UWUA Challenges Corporate Greed at Aqua America

UWUA shareholder action raises sensitive issue of executive compensation

aqua

Corporate greed at Aqua America – one of the largest for-profit water utilities in the U.S. – has come under increasing scrutiny by the UWUA, especially concerning special retirement benefits bestowed on top executives even while management has slashed pension benefits for hourly workers.

The UWUA called out management’s hypocrisy on the issue at Aqua’s annual meeting on May 8 near Philadelphia. UWUA Senior National Representative Bernie LaBelle and Mark Brooks, special counsel to the UWUA National President, attended the meeting to urge shareholders to vote in favor of a shareholder reform proposal sponsored by the UWUA.

The UWUA proposal urged the company’s Board of Directors to submit any future grant of extraordinary retirement benefits for top executives to a vote of the shareholders. The UWUA sharply criticized the directors from the floor of the meeting for opposing the Union’s common sense proposal.

“What could be more fair than asking the shareholders – the company’s owners – if we think that special, lucrative retirement packages for top executives, is a wise use of shareholder resources?” Brooks argued.

UWUA reform proposal wins strong vote
The UWUA’s proposal won 37% of shareholders’ votes – a strong showing for any shareholder proposal submitted for the first year. The UWUA filed the proposal under a U.S. Securities and Exchange Commission rule allowing any shareholder owning at least $2,000 in a company’s shares to submit a proposal for a vote by shareholders in management’s proxy statement.

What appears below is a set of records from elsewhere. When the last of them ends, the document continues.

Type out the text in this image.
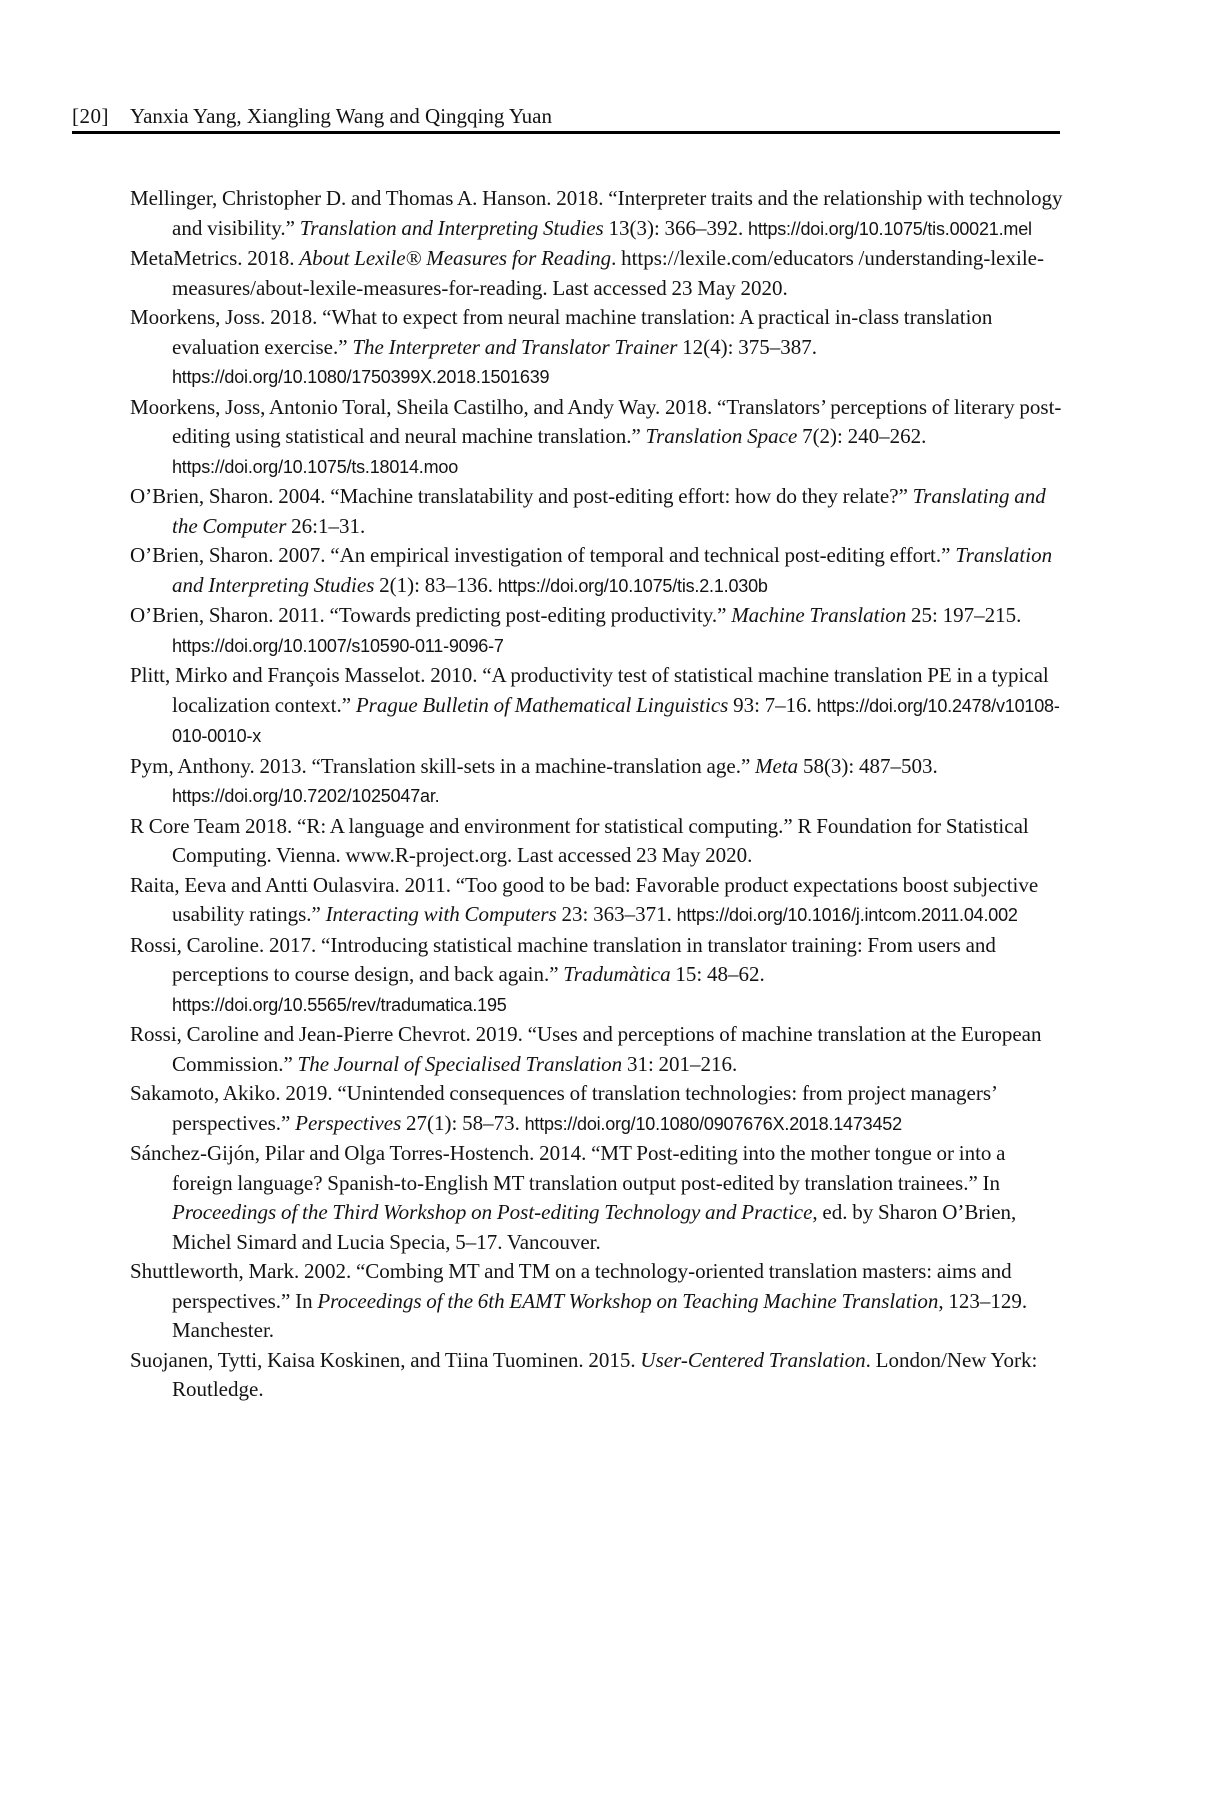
[20] Yanxia Yang, Xiangling Wang and Qingqing Yuan

Mellinger, Christopher D. and Thomas A. Hanson. 2018. “Interpreter traits and the relationship with technology and visibility.” Translation and Interpreting Studies 13(3): 366–392. https://doi.org/10.1075/tis.00021.mel

MetaMetrics. 2018. About Lexile® Measures for Reading. https://lexile.com/educators /understanding-lexile-measures/about-lexile-measures-for-reading. Last accessed 23 May 2020.

Moorkens, Joss. 2018. “What to expect from neural machine translation: A practical in-class translation evaluation exercise.” The Interpreter and Translator Trainer 12(4): 375–387. https://doi.org/10.1080/1750399X.2018.1501639

Moorkens, Joss, Antonio Toral, Sheila Castilho, and Andy Way. 2018. “Translators’ perceptions of literary post-editing using statistical and neural machine translation.” Translation Space 7(2): 240–262. https://doi.org/10.1075/ts.18014.moo

O’Brien, Sharon. 2004. “Machine translatability and post-editing effort: how do they relate?” Translating and the Computer 26:1–31.

O’Brien, Sharon. 2007. “An empirical investigation of temporal and technical post-editing effort.” Translation and Interpreting Studies 2(1): 83–136. https://doi.org/10.1075/tis.2.1.030b

O’Brien, Sharon. 2011. “Towards predicting post-editing productivity.” Machine Translation 25: 197–215. https://doi.org/10.1007/s10590-011-9096-7

Plitt, Mirko and François Masselot. 2010. “A productivity test of statistical machine translation PE in a typical localization context.” Prague Bulletin of Mathematical Linguistics 93: 7–16. https://doi.org/10.2478/v10108-010-0010-x

Pym, Anthony. 2013. “Translation skill-sets in a machine-translation age.” Meta 58(3): 487–503. https://doi.org/10.7202/1025047ar.

R Core Team 2018. “R: A language and environment for statistical computing.” R Foundation for Statistical Computing. Vienna. www.R-project.org. Last accessed 23 May 2020.

Raita, Eeva and Antti Oulasvira. 2011. “Too good to be bad: Favorable product expectations boost subjective usability ratings.” Interacting with Computers 23: 363–371. https://doi.org/10.1016/j.intcom.2011.04.002

Rossi, Caroline. 2017. “Introducing statistical machine translation in translator training: From users and perceptions to course design, and back again.” Tradumàtica 15: 48–62. https://doi.org/10.5565/rev/tradumatica.195

Rossi, Caroline and Jean-Pierre Chevrot. 2019. “Uses and perceptions of machine translation at the European Commission.” The Journal of Specialised Translation 31: 201–216.

Sakamoto, Akiko. 2019. “Unintended consequences of translation technologies: from project managers’ perspectives.” Perspectives 27(1): 58–73. https://doi.org/10.1080/0907676X.2018.1473452

Sánchez-Gijón, Pilar and Olga Torres-Hostench. 2014. “MT Post-editing into the mother tongue or into a foreign language? Spanish-to-English MT translation output post-edited by translation trainees.” In Proceedings of the Third Workshop on Post-editing Technology and Practice, ed. by Sharon O’Brien, Michel Simard and Lucia Specia, 5–17. Vancouver.

Shuttleworth, Mark. 2002. “Combing MT and TM on a technology-oriented translation masters: aims and perspectives.” In Proceedings of the 6th EAMT Workshop on Teaching Machine Translation, 123–129. Manchester.

Suojanen, Tytti, Kaisa Koskinen, and Tiina Tuominen. 2015. User-Centered Translation. London/New York: Routledge.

In the weeks leading up to Aqua’s annual meeting, the UWUA issued a series of communications urging shareholders to vote in favor of the proposal. In a letter to major institutional investors, UWUA pointed out that Aqua maintains two different supplemental plans providing extraordinary retirement benefits for top executives that are not generally available to all employees.

One of those plans provides special retirement benefits only for Aqua CEO Nicholas DeBenedictis. The value of DeBenedictis’ total retirement benefits as of the end of 2014 was more than $7.5 million, including $4.7 million from the two supplemental executive plans.

Aqua hypocrisy under fire
Ironically, Aqua notified all hourly employees represented by UWUA last year that it was freezing workers’ benefits under the company’s defined benefit pension plan, substituting instead an inferior defined contribution 401K plan. Aqua also froze executives’ benefits under the defined benefit plan but – in a stunning act of corporate arrogance – immediately restored those same benefits for top executives by adding them into one of the special supplemental plans.

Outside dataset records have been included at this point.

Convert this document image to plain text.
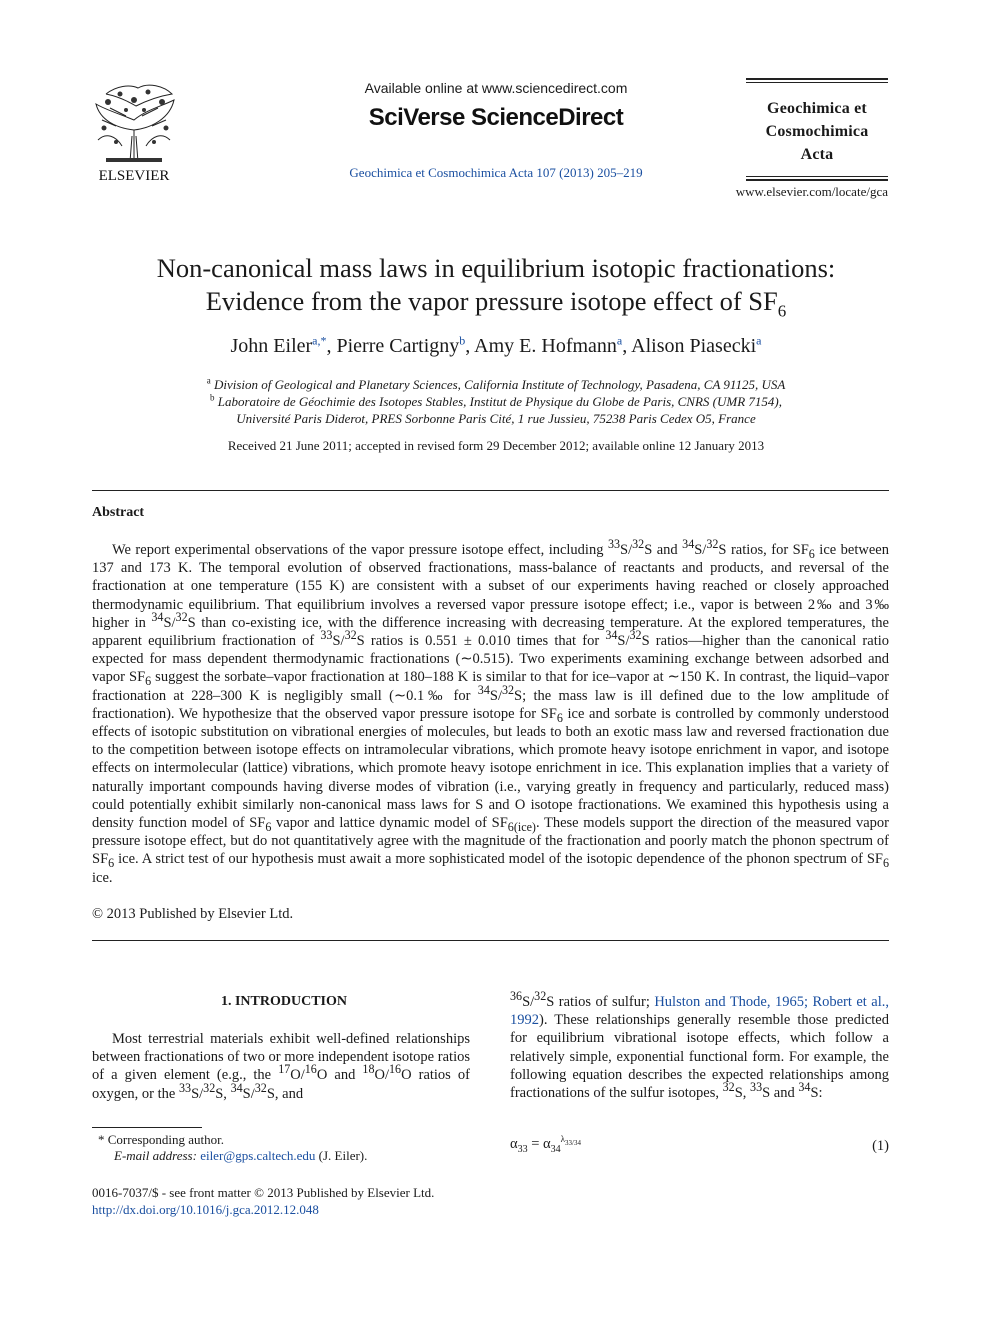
ELSEVIER
Available online at www.sciencedirect.com
SciVerse ScienceDirect
Geochimica et Cosmochimica Acta 107 (2013) 205–219
Geochimica et
Cosmochimica
Acta
www.elsevier.com/locate/gca
Non-canonical mass laws in equilibrium isotopic fractionations:
Evidence from the vapor pressure isotope effect of $SF_6$
John Eiler$^{a,*}$, Pierre Cartigny$^b$, Amy E. Hofmann$^a$, Alison Piasecki$^a$
$^a$ Division of Geological and Planetary Sciences, California Institute of Technology, Pasadena, CA 91125, USA
$^b$ Laboratoire de Géochimie des Isotopes Stables, Institut de Physique du Globe de Paris, CNRS (UMR 7154),
Université Paris Diderot, PRES Sorbonne Paris Cité, 1 rue Jussieu, 75238 Paris Cedex O5, France
Received 21 June 2011; accepted in revised form 29 December 2012; available online 12 January 2013
Abstract

We report experimental observations of the vapor pressure isotope effect, including $^{33}$S/$^{32}$S and $^{34}$S/$^{32}$S ratios, for $SF_6$ ice between 137 and 173 K. The temporal evolution of observed fractionations, mass-balance of reactants and products, and reversal of the fractionation at one temperature (155 K) are consistent with a subset of our experiments having reached or closely approached thermodynamic equilibrium. That equilibrium involves a reversed vapor pressure isotope effect; i.e., vapor is between 2‰ and 3‰ higher in $^{34}$S/$^{32}$S than co-existing ice, with the difference increasing with decreasing temperature. At the explored temperatures, the apparent equilibrium fractionation of $^{33}$S/$^{32}$S ratios is 0.551 ± 0.010 times that for $^{34}$S/$^{32}$S ratios—higher than the canonical ratio expected for mass dependent thermodynamic fractionations (∼0.515). Two experiments examining exchange between adsorbed and vapor $SF_6$ suggest the sorbate–vapor fractionation at 180–188 K is similar to that for ice–vapor at ∼150 K. In contrast, the liquid–vapor fractionation at 228–300 K is negligibly small (∼0.1‰ for $^{34}$S/$^{32}$S; the mass law is ill defined due to the low amplitude of fractionation). We hypothesize that the observed vapor pressure isotope for $SF_6$ ice and sorbate is controlled by commonly understood effects of isotopic substitution on vibrational energies of molecules, but leads to both an exotic mass law and reversed fractionation due to the competition between isotope effects on intramolecular vibrations, which promote heavy isotope enrichment in vapor, and isotope effects on intermolecular (lattice) vibrations, which promote heavy isotope enrichment in ice. This explanation implies that a variety of naturally important compounds having diverse modes of vibration (i.e., varying greatly in frequency and particularly, reduced mass) could potentially exhibit similarly non-canonical mass laws for S and O isotope fractionations. We examined this hypothesis using a density function model of $SF_6$ vapor and lattice dynamic model of $SF_{6(ice)}$. These models support the direction of the measured vapor pressure isotope effect, but do not quantitatively agree with the magnitude of the fractionation and poorly match the phonon spectrum of $SF_6$ ice. A strict test of our hypothesis must await a more sophisticated model of the isotopic dependence of the phonon spectrum of $SF_6$ ice.

© 2013 Published by Elsevier Ltd.
1. INTRODUCTION

Most terrestrial materials exhibit well-defined relationships between fractionations of two or more independent isotope ratios of a given element (e.g., the $^{17}$O/$^{16}$O and $^{18}$O/$^{16}$O ratios of oxygen, or the $^{33}$S/$^{32}$S, $^{34}$S/$^{32}$S, and

* Corresponding author.
E-mail address: eiler@gps.caltech.edu (J. Eiler).
0016-7037/$ - see front matter © 2013 Published by Elsevier Ltd.
http://dx.doi.org/10.1016/j.gca.2012.12.048

$^{36}$S/$^{32}$S ratios of sulfur; Hulston and Thode, 1965; Robert et al., 1992). These relationships generally resemble those predicted for equilibrium vibrational isotope effects, which follow a relatively simple, exponential functional form. For example, the following equation describes the expected relationships among fractionations of the sulfur isotopes, $^{32}$S, $^{33}$S and $^{34}$S:

$\alpha_{33} = \alpha_{34}^{\lambda_{33/34}}$	(1)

“Aqua’s misguided priorities are hard to understand,” observed LaBelle. “The corporate directors have rewarded top management with even more cushy pension deals, while these same executives are destroying any retirement security for hourly utility workers and their families.”

Two weeks before the annual meeting, influential proxy voting advisory firm Institutional Shareholder Services issued a report recommending that Aqua shareholders vote in favor of the UWUA proposal. The ISS noted in its report that Aqua’s supplemental executive retirement benefits “are not linked to company or executive performance and… increasingly stand out as a substantial non-performance-based pay element for executives who receive them.” The UWUA expects to build on the strong showing from Aqua’s annual meeting this year by submitting its reform proposal for future shareholder meetings.

Meanwhile, labor relations at Aqua have also taken a turn for the worse in recent months, with the company escalating its use of contractors to perform bargaining unit work. In one case in Shamokin, PA., Aqua laid off UWUA members after shifting their work to outside contractors. The UWUA is challenging the arbitrary action before the National Labor Relations Board.